The ECO is also entitled to be mindful of the sponsor's relationship to the applicant and why the sponsor is willing to undertake a large expenditure of no apparent benefit to them. This is especially true, for example, if the applicant has siblings who have never had sponsorship. When there is no history of a grandparent or parent sponsoring other family members and a single person is going to benefit, the motivation should be carefully explained.

Finally, attestations by the sponsor along the lines of "...my family very much respects UK law and would never overstay..." can damage the sponsor's credibility. Nobody is telepathic and telepathy is the only way such an attestation can be made. See Applied for Family Visit but refused under V4.2(a) and (c):

It doesn't cut any ice to assure them that you will return home after your visit, and assurances like that make for a particularly weak application anyway. Why should you return home?

This is stated more formally in My girlfriend was a refused a visa to visit me in the UK. What now?

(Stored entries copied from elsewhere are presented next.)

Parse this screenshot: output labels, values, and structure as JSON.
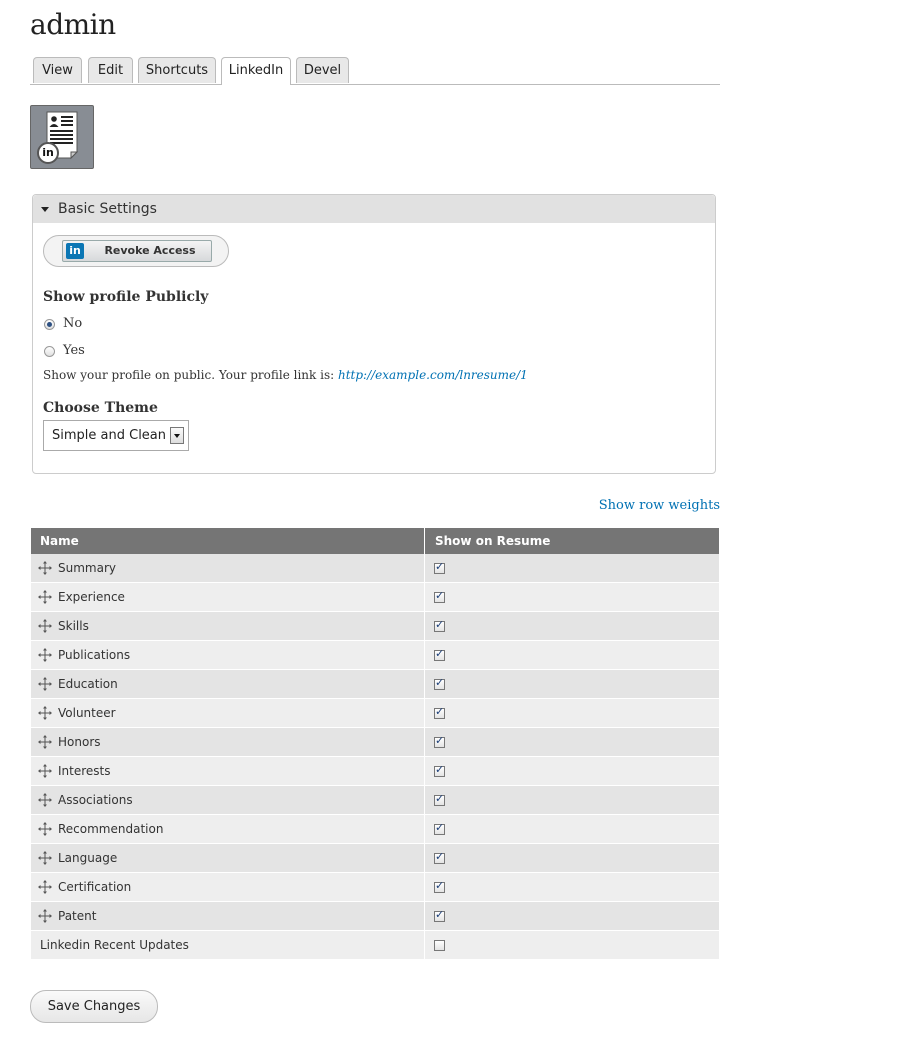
{
  "page": {
    "title": "admin"
  },
  "tabs": [
    {
      "label": "View",
      "active": false
    },
    {
      "label": "Edit",
      "active": false
    },
    {
      "label": "Shortcuts",
      "active": false
    },
    {
      "label": "LinkedIn",
      "active": true
    },
    {
      "label": "Devel",
      "active": false
    }
  ],
  "profile_icon": {
    "icon": "linkedin-resume-icon",
    "badge": "in"
  },
  "basic_settings": {
    "legend": "Basic Settings",
    "revoke_button": {
      "logo": "in",
      "label": "Revoke Access"
    },
    "show_profile": {
      "label": "Show profile Publicly",
      "options": [
        {
          "label": "No",
          "checked": true
        },
        {
          "label": "Yes",
          "checked": false
        }
      ],
      "description": "Show your profile on public. Your profile link is: ",
      "link": "http://example.com/lnresume/1"
    },
    "theme": {
      "label": "Choose Theme",
      "selected": "Simple and Clean"
    }
  },
  "show_row_weights": "Show row weights",
  "table": {
    "headers": [
      "Name",
      "Show on Resume"
    ],
    "rows": [
      {
        "name": "Summary",
        "draggable": true,
        "checked": true
      },
      {
        "name": "Experience",
        "draggable": true,
        "checked": true
      },
      {
        "name": "Skills",
        "draggable": true,
        "checked": true
      },
      {
        "name": "Publications",
        "draggable": true,
        "checked": true
      },
      {
        "name": "Education",
        "draggable": true,
        "checked": true
      },
      {
        "name": "Volunteer",
        "draggable": true,
        "checked": true
      },
      {
        "name": "Honors",
        "draggable": true,
        "checked": true
      },
      {
        "name": "Interests",
        "draggable": true,
        "checked": true
      },
      {
        "name": "Associations",
        "draggable": true,
        "checked": true
      },
      {
        "name": "Recommendation",
        "draggable": true,
        "checked": true
      },
      {
        "name": "Language",
        "draggable": true,
        "checked": true
      },
      {
        "name": "Certification",
        "draggable": true,
        "checked": true
      },
      {
        "name": "Patent",
        "draggable": true,
        "checked": true
      },
      {
        "name": "Linkedin Recent Updates",
        "draggable": false,
        "checked": false
      }
    ]
  },
  "save_button": "Save Changes",
  "colors": {
    "link": "#0071b3",
    "table_header": "#757575",
    "linkedin_blue": "#0a76b4"
  }
}
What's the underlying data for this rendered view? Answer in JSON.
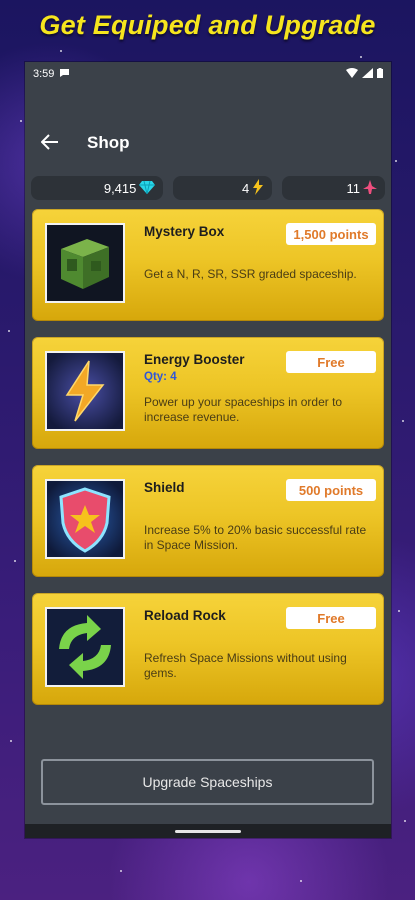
{
  "headline": "Get Equiped and Upgrade",
  "status_bar": {
    "time": "3:59"
  },
  "app_bar": {
    "title": "Shop"
  },
  "stats": {
    "gems": "9,415",
    "energy": "4",
    "spaceships": "11"
  },
  "items": [
    {
      "title": "Mystery Box",
      "qty": "",
      "price": "1,500 points",
      "description": "Get a N, R, SR, SSR graded spaceship."
    },
    {
      "title": "Energy Booster",
      "qty": "Qty: 4",
      "price": "Free",
      "description": "Power up your spaceships in order to increase revenue."
    },
    {
      "title": "Shield",
      "qty": "",
      "price": "500 points",
      "description": "Increase 5% to 20% basic successful rate in Space Mission."
    },
    {
      "title": "Reload Rock",
      "qty": "",
      "price": "Free",
      "description": "Refresh Space Missions without using gems."
    }
  ],
  "upgrade_button": "Upgrade Spaceships",
  "colors": {
    "accent_yellow": "#f6e51e",
    "card_gold": "#edc526",
    "price_orange": "#e07a2a",
    "qty_blue": "#2f56d8"
  }
}
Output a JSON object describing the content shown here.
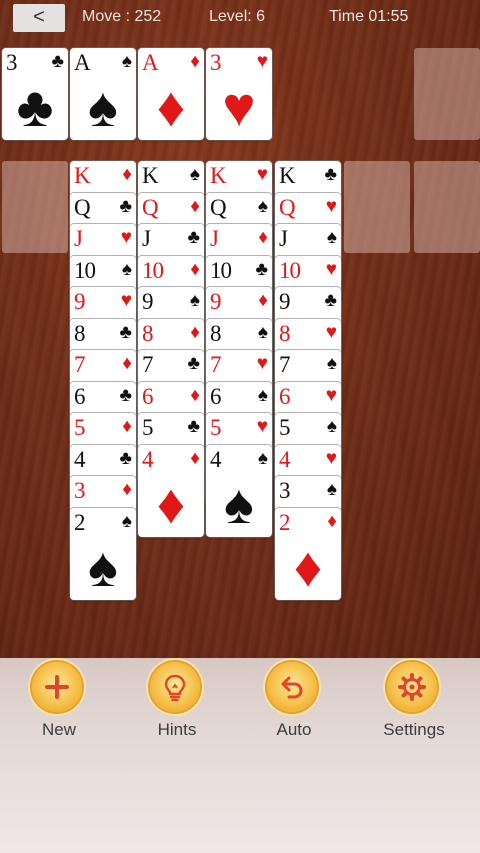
{
  "header": {
    "back_label": "<",
    "move_text": "Move : 252",
    "level_text": "Level: 6",
    "time_text": "Time 01:55"
  },
  "foundations": [
    {
      "rank": "3",
      "suit": "♣",
      "color": "black"
    },
    {
      "rank": "A",
      "suit": "♠",
      "color": "black"
    },
    {
      "rank": "A",
      "suit": "♦",
      "color": "red"
    },
    {
      "rank": "3",
      "suit": "♥",
      "color": "red"
    }
  ],
  "tableau": [
    [
      {
        "rank": "K",
        "suit": "♦",
        "color": "red"
      },
      {
        "rank": "Q",
        "suit": "♣",
        "color": "black"
      },
      {
        "rank": "J",
        "suit": "♥",
        "color": "red"
      },
      {
        "rank": "10",
        "suit": "♠",
        "color": "black"
      },
      {
        "rank": "9",
        "suit": "♥",
        "color": "red"
      },
      {
        "rank": "8",
        "suit": "♣",
        "color": "black"
      },
      {
        "rank": "7",
        "suit": "♦",
        "color": "red"
      },
      {
        "rank": "6",
        "suit": "♣",
        "color": "black"
      },
      {
        "rank": "5",
        "suit": "♦",
        "color": "red"
      },
      {
        "rank": "4",
        "suit": "♣",
        "color": "black"
      },
      {
        "rank": "3",
        "suit": "♦",
        "color": "red"
      },
      {
        "rank": "2",
        "suit": "♠",
        "color": "black"
      }
    ],
    [
      {
        "rank": "K",
        "suit": "♠",
        "color": "black"
      },
      {
        "rank": "Q",
        "suit": "♦",
        "color": "red"
      },
      {
        "rank": "J",
        "suit": "♣",
        "color": "black"
      },
      {
        "rank": "10",
        "suit": "♦",
        "color": "red"
      },
      {
        "rank": "9",
        "suit": "♠",
        "color": "black"
      },
      {
        "rank": "8",
        "suit": "♦",
        "color": "red"
      },
      {
        "rank": "7",
        "suit": "♣",
        "color": "black"
      },
      {
        "rank": "6",
        "suit": "♦",
        "color": "red"
      },
      {
        "rank": "5",
        "suit": "♣",
        "color": "black"
      },
      {
        "rank": "4",
        "suit": "♦",
        "color": "red"
      }
    ],
    [
      {
        "rank": "K",
        "suit": "♥",
        "color": "red"
      },
      {
        "rank": "Q",
        "suit": "♠",
        "color": "black"
      },
      {
        "rank": "J",
        "suit": "♦",
        "color": "red"
      },
      {
        "rank": "10",
        "suit": "♣",
        "color": "black"
      },
      {
        "rank": "9",
        "suit": "♦",
        "color": "red"
      },
      {
        "rank": "8",
        "suit": "♠",
        "color": "black"
      },
      {
        "rank": "7",
        "suit": "♥",
        "color": "red"
      },
      {
        "rank": "6",
        "suit": "♠",
        "color": "black"
      },
      {
        "rank": "5",
        "suit": "♥",
        "color": "red"
      },
      {
        "rank": "4",
        "suit": "♠",
        "color": "black"
      }
    ],
    [
      {
        "rank": "K",
        "suit": "♣",
        "color": "black"
      },
      {
        "rank": "Q",
        "suit": "♥",
        "color": "red"
      },
      {
        "rank": "J",
        "suit": "♠",
        "color": "black"
      },
      {
        "rank": "10",
        "suit": "♥",
        "color": "red"
      },
      {
        "rank": "9",
        "suit": "♣",
        "color": "black"
      },
      {
        "rank": "8",
        "suit": "♥",
        "color": "red"
      },
      {
        "rank": "7",
        "suit": "♠",
        "color": "black"
      },
      {
        "rank": "6",
        "suit": "♥",
        "color": "red"
      },
      {
        "rank": "5",
        "suit": "♠",
        "color": "black"
      },
      {
        "rank": "4",
        "suit": "♥",
        "color": "red"
      },
      {
        "rank": "3",
        "suit": "♠",
        "color": "black"
      },
      {
        "rank": "2",
        "suit": "♦",
        "color": "red"
      }
    ]
  ],
  "toolbar": {
    "new_label": "New",
    "hints_label": "Hints",
    "auto_label": "Auto",
    "settings_label": "Settings"
  },
  "colors": {
    "red_suit": "#e01818",
    "black_suit": "#111111",
    "button_gold": "#f6c04a",
    "table_wood": "#74301a"
  },
  "icons": {
    "new": "plus-icon",
    "hints": "lightbulb-icon",
    "auto": "undo-arrow-icon",
    "settings": "gear-icon"
  }
}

A sponsor's responsibility is to demonstrate the capacity to maintain and accommodate the application. Nothing else. Your 'intentions' are irrelevant and attempting to assert them indicates that you do not understand what your role is and, by extension, that you do not understand the rules. This is a fair assumption on their part because, if your friend decided to go underground and disappeared inside the UK, there is nothing you could do to prevent it.